Ardent
CGN Ultra frequent flyer
I have my Satterlee custom titanium Mauser action delivery soonish it appears, and I have a serious dilemma. I'm a solid fan of the 7x57 having used it here and abroad, and have taken game over 1,500lbs with it with really very few complaints. If I have one, I've noticed on truly big stuff response is sluggish, as in they slowly walk away and tip over twenty to a hundred yards into bush, I've seen this same effect several times- animals almost in a trance, eye wide, and sauntering off until they tip. Also have seen it's effect on Moose and Caribou, both convincing.
Now this performance from a hunting perspective is great. I do want to ask perhaps more of the rifle, and use it for Grizzly duty both on the north coast, where the all titanium construction earns its keep in being impervious to corrosion, and elsewhere in northern BC working where a light trim rifle is pleasant. This has me doubting the 7x57, and eyeing the 9.5x57 (yep 9.5). I am a fan of all things .375, with far too many components on the shelf therefore. My question to you the .358 Win, 9.3x57, and so on crowd is does the bigger, though not actually big bullet REALLY improve terminal effects over a high quality 7mm bullet that already penetrates like a train.
I am admittedly completely unversed in the subject of mild, medium bore cartridge effectiveness, as my medium bore loads have always been magnum. I did load a schwak of light loaded .375 H&H rounds for culling in Zim and performance honestly wasn't great. They worked swell but effectiveness was odds on identical to 7x57 and .30-06, and inferior to .300 mag class as witnessed over the course of much shooting. I'm 60% of the way to the 7x57 and shooting the crud out of it to know it like I enjoy knowing a rifle of mine, but I'll always wonder if I'm giving anything up passing on the 9.5. There is that neat, niche thing about the 9.5x57 MS (perhaps it should have been called .375 Westley Richards, they developed it for MS), and I'll admit that has allure.
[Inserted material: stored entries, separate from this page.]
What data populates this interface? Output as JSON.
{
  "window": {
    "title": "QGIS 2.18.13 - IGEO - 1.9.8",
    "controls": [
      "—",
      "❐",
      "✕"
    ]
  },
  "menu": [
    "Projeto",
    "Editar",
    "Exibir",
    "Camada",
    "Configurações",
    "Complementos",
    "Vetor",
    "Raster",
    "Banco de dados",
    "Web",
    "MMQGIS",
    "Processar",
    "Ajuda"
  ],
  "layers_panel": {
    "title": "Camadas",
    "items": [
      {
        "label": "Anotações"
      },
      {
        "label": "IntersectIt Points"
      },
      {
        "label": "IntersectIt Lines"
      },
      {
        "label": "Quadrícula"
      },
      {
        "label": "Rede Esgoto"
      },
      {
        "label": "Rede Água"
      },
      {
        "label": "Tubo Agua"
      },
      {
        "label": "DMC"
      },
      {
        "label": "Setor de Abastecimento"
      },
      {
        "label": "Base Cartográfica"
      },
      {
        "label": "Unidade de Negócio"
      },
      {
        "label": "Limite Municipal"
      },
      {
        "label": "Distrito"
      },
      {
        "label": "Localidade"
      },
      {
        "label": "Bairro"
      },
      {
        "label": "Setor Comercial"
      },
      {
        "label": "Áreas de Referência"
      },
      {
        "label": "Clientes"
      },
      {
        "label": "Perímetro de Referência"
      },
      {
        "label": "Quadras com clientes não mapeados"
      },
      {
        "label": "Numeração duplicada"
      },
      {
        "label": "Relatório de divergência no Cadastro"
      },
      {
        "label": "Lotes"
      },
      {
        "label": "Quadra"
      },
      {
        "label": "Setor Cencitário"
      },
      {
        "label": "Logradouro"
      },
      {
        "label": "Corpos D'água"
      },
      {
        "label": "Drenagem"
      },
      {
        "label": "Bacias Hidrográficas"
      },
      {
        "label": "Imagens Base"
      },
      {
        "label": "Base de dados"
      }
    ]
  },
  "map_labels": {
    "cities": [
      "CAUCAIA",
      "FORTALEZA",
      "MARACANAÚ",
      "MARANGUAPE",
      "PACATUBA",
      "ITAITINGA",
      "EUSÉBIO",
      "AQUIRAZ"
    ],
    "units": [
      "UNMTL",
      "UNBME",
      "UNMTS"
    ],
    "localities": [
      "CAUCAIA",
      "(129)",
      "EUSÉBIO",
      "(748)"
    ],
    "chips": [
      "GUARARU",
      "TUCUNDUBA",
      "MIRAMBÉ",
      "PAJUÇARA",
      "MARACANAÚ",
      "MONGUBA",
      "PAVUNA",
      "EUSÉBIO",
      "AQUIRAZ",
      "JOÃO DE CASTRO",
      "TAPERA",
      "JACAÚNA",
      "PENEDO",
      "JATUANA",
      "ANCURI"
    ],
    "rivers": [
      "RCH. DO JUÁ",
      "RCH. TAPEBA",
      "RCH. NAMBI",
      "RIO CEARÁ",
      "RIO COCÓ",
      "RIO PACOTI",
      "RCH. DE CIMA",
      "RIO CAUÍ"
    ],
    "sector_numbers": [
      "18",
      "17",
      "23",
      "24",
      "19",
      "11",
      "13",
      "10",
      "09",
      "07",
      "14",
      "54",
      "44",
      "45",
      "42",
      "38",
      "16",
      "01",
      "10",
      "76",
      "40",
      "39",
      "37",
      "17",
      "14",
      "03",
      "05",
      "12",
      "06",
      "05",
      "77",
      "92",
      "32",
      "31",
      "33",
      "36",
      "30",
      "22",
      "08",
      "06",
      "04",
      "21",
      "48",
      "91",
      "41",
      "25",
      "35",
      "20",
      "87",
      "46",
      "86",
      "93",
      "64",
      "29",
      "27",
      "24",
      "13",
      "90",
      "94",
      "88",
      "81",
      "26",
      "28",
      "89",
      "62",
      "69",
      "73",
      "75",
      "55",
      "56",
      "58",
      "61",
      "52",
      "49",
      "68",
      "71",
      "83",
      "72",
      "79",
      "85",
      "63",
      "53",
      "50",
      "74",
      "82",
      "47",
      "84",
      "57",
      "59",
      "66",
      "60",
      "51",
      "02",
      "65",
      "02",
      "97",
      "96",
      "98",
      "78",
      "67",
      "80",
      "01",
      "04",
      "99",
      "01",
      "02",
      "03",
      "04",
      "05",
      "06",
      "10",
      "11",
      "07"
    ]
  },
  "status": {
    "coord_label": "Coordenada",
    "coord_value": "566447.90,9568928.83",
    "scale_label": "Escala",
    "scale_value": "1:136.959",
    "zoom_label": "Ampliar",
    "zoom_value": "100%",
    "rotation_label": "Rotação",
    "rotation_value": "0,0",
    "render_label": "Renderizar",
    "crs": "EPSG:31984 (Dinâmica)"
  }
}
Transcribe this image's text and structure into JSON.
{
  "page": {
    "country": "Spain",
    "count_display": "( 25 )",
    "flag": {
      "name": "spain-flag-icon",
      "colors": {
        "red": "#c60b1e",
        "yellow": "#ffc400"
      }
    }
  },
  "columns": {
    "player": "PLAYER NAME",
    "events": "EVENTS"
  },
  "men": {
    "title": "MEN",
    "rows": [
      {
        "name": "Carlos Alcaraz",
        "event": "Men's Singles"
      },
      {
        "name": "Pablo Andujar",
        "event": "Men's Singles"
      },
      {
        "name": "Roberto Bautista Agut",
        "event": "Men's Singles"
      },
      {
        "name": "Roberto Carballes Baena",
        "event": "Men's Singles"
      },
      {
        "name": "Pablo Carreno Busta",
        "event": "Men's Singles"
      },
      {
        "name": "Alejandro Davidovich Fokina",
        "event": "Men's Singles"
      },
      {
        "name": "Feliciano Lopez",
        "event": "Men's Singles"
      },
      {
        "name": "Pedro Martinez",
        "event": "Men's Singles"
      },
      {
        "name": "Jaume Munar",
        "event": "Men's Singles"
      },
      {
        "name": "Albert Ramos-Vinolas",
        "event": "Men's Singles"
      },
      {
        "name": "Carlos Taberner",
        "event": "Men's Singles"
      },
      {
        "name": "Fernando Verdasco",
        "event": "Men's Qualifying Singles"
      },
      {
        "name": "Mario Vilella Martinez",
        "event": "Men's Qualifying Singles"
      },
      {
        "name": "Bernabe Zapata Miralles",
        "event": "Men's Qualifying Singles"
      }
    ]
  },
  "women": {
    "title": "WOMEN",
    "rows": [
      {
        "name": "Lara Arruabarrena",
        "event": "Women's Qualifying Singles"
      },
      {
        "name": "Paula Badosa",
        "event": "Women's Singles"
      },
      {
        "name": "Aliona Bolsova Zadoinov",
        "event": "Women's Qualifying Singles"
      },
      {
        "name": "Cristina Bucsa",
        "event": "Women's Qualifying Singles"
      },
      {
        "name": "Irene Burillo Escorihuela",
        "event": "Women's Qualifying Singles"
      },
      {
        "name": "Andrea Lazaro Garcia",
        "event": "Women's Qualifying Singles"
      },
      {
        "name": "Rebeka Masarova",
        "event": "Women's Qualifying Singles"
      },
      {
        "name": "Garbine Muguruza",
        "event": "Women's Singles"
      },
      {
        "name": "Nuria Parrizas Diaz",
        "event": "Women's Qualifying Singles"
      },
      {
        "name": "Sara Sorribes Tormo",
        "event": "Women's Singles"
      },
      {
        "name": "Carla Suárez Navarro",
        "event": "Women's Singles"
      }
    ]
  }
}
So does essentially only ever stocking one bore diameter.
I'd suspect the 9.5x57 with the smidge of improvement that can be done to the case with a custom reamer would push a 235gr TSX to 2,400 or 2,450, and hopefully a 250gr TTSX to 2,350+. What I'm wondering is what the difference is on a pissed off coastal grizzly sow, between it and a 175gr 7x57, will the trajectory loss up top in the mountains on goats and sheep vs lighter bullet 7mm loads be worth the arguable gains on the bears? Now those are debate starting words. There's something ###y about a very lightweight magazine .375 small case rifle in my eyes, it's irking me. The action is intermediate, it's the only titanium he makes, so it will be a x57 case. Yes, WSMs, 284 cases and all that but naw, I'm good, x57 based and never been an 8mm guy.
Now this performance from a hunting perspective is great. I do want to ask perhaps more of the rifle, and use it for Grizzly duty both on the north coast, where the all titanium construction earns its keep in being impervious to corrosion, and elsewhere in northern BC working where a light trim rifle is pleasant. This has me doubting the 7x57, and eyeing the 9.5x57 (yep 9.5). I am a fan of all things .375, with far too many components on the shelf therefore. My question to you the .358 Win, 9.3x57, and so on crowd is does the bigger, though not actually big bullet REALLY improve terminal effects over a high quality 7mm bullet that already penetrates like a train.
I am admittedly completely unversed in the subject of mild, medium bore cartridge effectiveness, as my medium bore loads have always been magnum. I did load a schwak of light loaded .375 H&H rounds for culling in Zim and performance honestly wasn't great. They worked swell but effectiveness was odds on identical to 7x57 and .30-06, and inferior to .300 mag class as witnessed over the course of much shooting. I'm 60% of the way to the 7x57 and shooting the crud out of it to know it like I enjoy knowing a rifle of mine, but I'll always wonder if I'm giving anything up passing on the 9.5. There is that neat, niche thing about the 9.5x57 MS (perhaps it should have been called .375 Westley Richards, they developed it for MS), and I'll admit that has allure. So does essentially only ever stocking one bore diameter.
I'd suspect the 9.5x57 with the smidge of improvement that can be done to the case with a custom reamer would push a 235gr TSX to 2,400 or 2,450, and hopefully a 250gr TTSX to 2,350+. What I'm wondering is what the difference is on a pissed off coastal grizzly sow, between it and a 175gr 7x57, will the trajectory loss up top in the mountains on goats and sheep vs lighter bullet 7mm loads be worth the arguable gains on the bears? Now those are debate starting words. There's something ###y about a very lightweight magazine .375 small case rifle in my eyes, it's irking me. The action is intermediate, it's the only titanium he makes, so it will be a x57 case. Yes, WSMs, 284 cases and all that but naw, I'm good, x57 based and never been an 8mm guy.